Perennial action star Tom Cruise, who has a penchant for striving for ever bigger and more blustery stunts and set pieces, may be aiming for the crowning action movie achievement of them all: Shooting a movie in space. Deadline reports that Cruise is in early discussions with Elon Musk's SpaceX about the possibility of filming a feature film in space, with NASA also involved in the early chats.
This isn't a booked project, but rather early discussions, according to Deadline, but the talks are serious. They also fit perfectly with Cruise's daring-do profile, since the actor frequently takes on his own stunts, including some of the more hair-raising epic scenes from the Mission Impossible series.

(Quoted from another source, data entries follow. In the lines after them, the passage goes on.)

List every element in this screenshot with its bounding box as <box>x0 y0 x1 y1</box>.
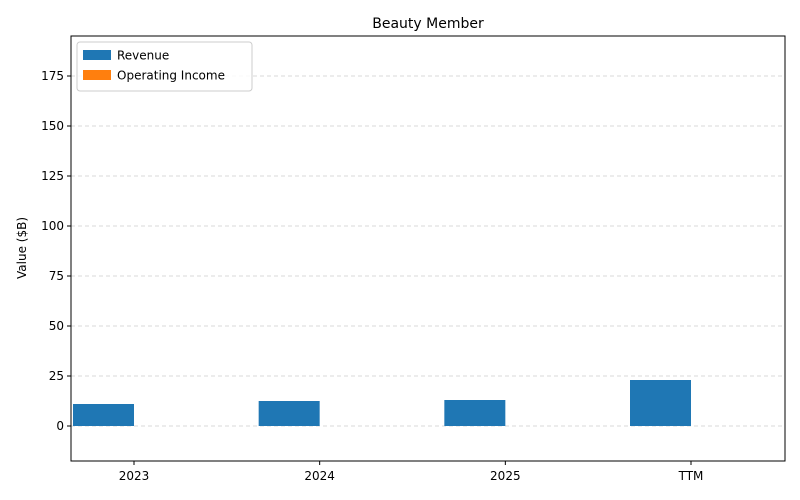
chart-title: Beauty Member <box>372 16 484 32</box>
bar-revenue-2025 <box>444 400 506 426</box>
bar-revenue-2024 <box>258 401 320 426</box>
y-tick-label-1: 25 <box>49 369 64 383</box>
legend-box <box>76 41 253 92</box>
x-tick-label-0: 2023 <box>119 469 150 483</box>
y-tick-label-2: 50 <box>49 319 64 333</box>
legend-swatch-0 <box>83 50 111 60</box>
x-axis: 2023 2024 2025 TTM <box>119 461 704 483</box>
gridlines <box>71 75 785 427</box>
x-tick-label-3: TTM <box>678 469 704 483</box>
y-tick-label-4: 100 <box>41 219 64 233</box>
legend-swatch-1 <box>83 70 111 80</box>
y-tick-label-7: 175 <box>41 69 64 83</box>
legend-label-1: Operating Income <box>117 69 225 83</box>
y-tick-label-6: 150 <box>41 119 64 133</box>
y-tick-label-0: 0 <box>56 419 64 433</box>
bar-revenue-ttm <box>630 380 691 426</box>
plot-frame <box>70 35 786 462</box>
y-axis: 0 25 50 75 100 125 150 175 <box>41 69 71 433</box>
legend-label-0: Revenue <box>117 49 169 63</box>
bars <box>73 380 691 426</box>
x-tick-label-2: 2025 <box>490 469 521 483</box>
y-tick-label-5: 125 <box>41 169 64 183</box>
y-axis-label: Value ($B) <box>15 217 29 279</box>
legend: Revenue Operating Income <box>76 41 253 92</box>
x-tick-label-1: 2024 <box>304 469 335 483</box>
bar-revenue-2023 <box>73 404 134 426</box>
y-tick-label-3: 75 <box>49 269 64 283</box>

This movie would not be a Mission Impossible sequel, according to the report, but any film actually set in space probably doesn't need the cache of a legacy film franchise to attract audiences.

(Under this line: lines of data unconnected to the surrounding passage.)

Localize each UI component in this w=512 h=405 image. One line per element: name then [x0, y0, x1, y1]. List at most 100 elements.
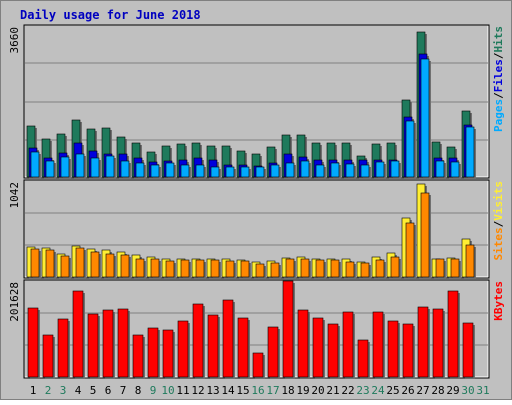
- y-max-label: 201628: [8, 282, 21, 322]
- bar-sites-day-11: [180, 259, 190, 278]
- bar-kbytes-day-20: [312, 317, 324, 378]
- legend-entry: Files: [492, 59, 505, 92]
- bar-sites-day-29: [450, 258, 460, 278]
- bar-kbytes-day-3: [57, 318, 69, 378]
- bar-pages-day-28: [435, 160, 445, 178]
- bar-sites-day-20: [315, 259, 325, 278]
- day-label-2: 2: [45, 384, 52, 397]
- bar-pages-day-9: [150, 164, 160, 178]
- bar-kbytes-day-27: [417, 306, 429, 378]
- legend-entry: Sites: [492, 227, 505, 260]
- bar-kbytes-day-1: [27, 307, 39, 378]
- bar-kbytes-day-16: [252, 352, 264, 378]
- bar-sites-day-14: [225, 260, 235, 278]
- day-label-10: 10: [161, 384, 174, 397]
- bar-pages-day-8: [135, 162, 145, 178]
- day-label-17: 17: [266, 384, 279, 397]
- bar-pages-day-6: [105, 155, 115, 178]
- bar-kbytes-day-18: [282, 280, 294, 378]
- bar-pages-day-29: [450, 161, 460, 178]
- bar-sites-day-7: [120, 254, 130, 278]
- bar-kbytes-day-25: [387, 320, 399, 378]
- legend-hits-files-pages: Pages/Files/Hits: [492, 26, 505, 132]
- bar-sites-day-19: [300, 258, 310, 278]
- bar-pages-day-26: [405, 120, 415, 178]
- bar-sites-day-17: [270, 262, 280, 278]
- bar-pages-day-1: [30, 151, 40, 178]
- bar-pages-day-10: [165, 162, 175, 178]
- bar-kbytes-day-26: [402, 323, 414, 378]
- bar-sites-day-30: [465, 244, 475, 278]
- bar-pages-day-20: [315, 164, 325, 178]
- bar-kbytes-day-21: [327, 323, 339, 378]
- legend-entry: Hits: [492, 26, 505, 53]
- bar-kbytes-day-8: [132, 334, 144, 378]
- bar-pages-day-30: [465, 126, 475, 178]
- day-label-3: 3: [60, 384, 67, 397]
- bar-kbytes-day-28: [432, 308, 444, 378]
- day-label-16: 16: [251, 384, 264, 397]
- day-label-12: 12: [191, 384, 204, 397]
- bar-sites-day-21: [330, 259, 340, 278]
- day-label-15: 15: [236, 384, 249, 397]
- bar-sites-day-26: [405, 222, 415, 278]
- bar-pages-day-4: [75, 153, 85, 178]
- bar-pages-day-17: [270, 164, 280, 178]
- bar-sites-day-15: [240, 260, 250, 278]
- day-label-9: 9: [150, 384, 157, 397]
- day-label-5: 5: [90, 384, 97, 397]
- bar-kbytes-day-5: [87, 313, 99, 378]
- bar-sites-day-9: [150, 258, 160, 278]
- day-label-22: 22: [341, 384, 354, 397]
- day-label-8: 8: [135, 384, 142, 397]
- bar-pages-day-2: [45, 160, 55, 178]
- day-label-26: 26: [401, 384, 414, 397]
- bar-pages-day-19: [300, 160, 310, 178]
- day-labels: 1 2 3 4 5 6 7 8 9 10 11 12 13 14 15 16 17 18 19 20 21 22 23 24 2…: [30, 384, 490, 397]
- legend-entry: /: [492, 92, 505, 99]
- bar-sites-day-23: [360, 262, 370, 278]
- bar-sites-day-1: [30, 248, 40, 278]
- panels-layer: 3660Pages/Files/Hits1042Sites/Visits2016…: [8, 24, 505, 379]
- day-label-11: 11: [176, 384, 189, 397]
- bar-pages-day-27: [420, 58, 430, 178]
- bar-kbytes-day-22: [342, 311, 354, 378]
- day-label-13: 13: [206, 384, 219, 397]
- bar-kbytes-day-17: [267, 326, 279, 378]
- day-label-31: 31: [476, 384, 489, 397]
- y-max-label: 1042: [8, 182, 21, 209]
- bar-kbytes-day-30: [462, 322, 474, 378]
- bar-pages-day-21: [330, 162, 340, 178]
- bar-kbytes-day-13: [207, 314, 219, 378]
- day-label-21: 21: [326, 384, 339, 397]
- bar-pages-day-18: [285, 162, 295, 178]
- day-label-25: 25: [386, 384, 399, 397]
- legend-entry: Visits: [492, 181, 505, 221]
- legend-visits-sites: Sites/Visits: [492, 181, 505, 261]
- day-label-20: 20: [311, 384, 324, 397]
- bar-sites-day-10: [165, 260, 175, 278]
- bar-kbytes-day-12: [192, 303, 204, 378]
- bar-sites-day-6: [105, 253, 115, 278]
- legend-entry: /: [492, 220, 505, 227]
- bar-pages-day-25: [390, 160, 400, 178]
- day-label-1: 1: [30, 384, 37, 397]
- bar-sites-day-12: [195, 259, 205, 278]
- legend-entry: KBytes: [492, 281, 505, 321]
- bar-kbytes-day-4: [72, 290, 84, 378]
- bar-sites-day-22: [345, 261, 355, 278]
- bar-sites-day-18: [285, 258, 295, 278]
- bar-pages-day-5: [90, 157, 100, 178]
- bar-pages-day-11: [180, 164, 190, 178]
- bar-sites-day-13: [210, 259, 220, 278]
- bar-sites-day-24: [375, 259, 385, 278]
- legend-kbytes: KBytes: [492, 281, 505, 321]
- bar-pages-day-7: [120, 160, 130, 178]
- bar-kbytes-day-11: [177, 320, 189, 378]
- day-label-23: 23: [356, 384, 369, 397]
- bar-kbytes-day-14: [222, 299, 234, 378]
- day-label-18: 18: [281, 384, 294, 397]
- bar-pages-day-24: [375, 161, 385, 178]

No word on how this would actually work, but SpaceX is just about to certify their first human-rated spacecraft for service. Their Crew Dragon is readying for a launch on May 27, carrying NASA astronauts for the first time during a demonstration mission that will act as the final preparatory step before the spacecraft can be used for normal astronaut-ferrying operations to and from the International Space Station.

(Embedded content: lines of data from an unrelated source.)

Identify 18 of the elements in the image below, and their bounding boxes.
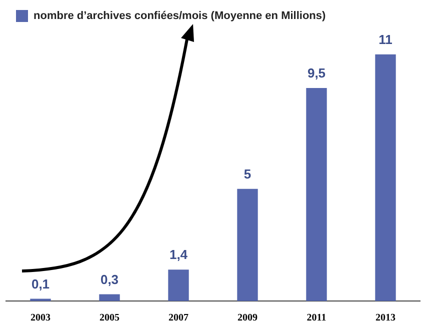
data-label: 0,3 xyxy=(100,272,119,287)
bar xyxy=(306,88,327,301)
data-label: 0,1 xyxy=(31,276,50,292)
x-tick-label: 2007 xyxy=(168,312,188,324)
data-label: 1,4 xyxy=(169,247,188,262)
data-label: 9,5 xyxy=(307,66,326,81)
data-label: 11 xyxy=(378,32,392,47)
bar xyxy=(237,188,258,301)
legend-label: nombre d’archives confiées/mois (Moyenne en Millions) xyxy=(34,10,326,22)
x-tick-label: 2011 xyxy=(306,312,326,324)
bar xyxy=(168,270,189,301)
x-tick-label: 2005 xyxy=(100,312,120,324)
bar xyxy=(99,294,120,301)
bar xyxy=(375,54,396,301)
x-tick-label: 2003 xyxy=(30,312,50,324)
x-tick-label: 2009 xyxy=(238,312,258,324)
data-label: 5 xyxy=(244,166,252,182)
x-tick-label: 2013 xyxy=(376,312,396,324)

SpaceX and NASA specifically embarked on their public-private partnership to develop Crew Dragon with the plan that it would also then be made available to commercial partners for other contracts. The agency's public-private partnership efforts with industry are intended to defray its costs long-term by opening up the market, and SpaceX is already working with another partner on booking private launches aboard Crew Dragon.
Musk's company is also currently working on Starship, a fully reusable spacecraft that should have much more room on board for a film crew to occupy, once it's ready to fly. That vehicle is still likely a few years out from human rating, though it was selected by NASA as one of the contract providers for its future human lander missions, which should begin in 2024 if all goes to the agency's plan.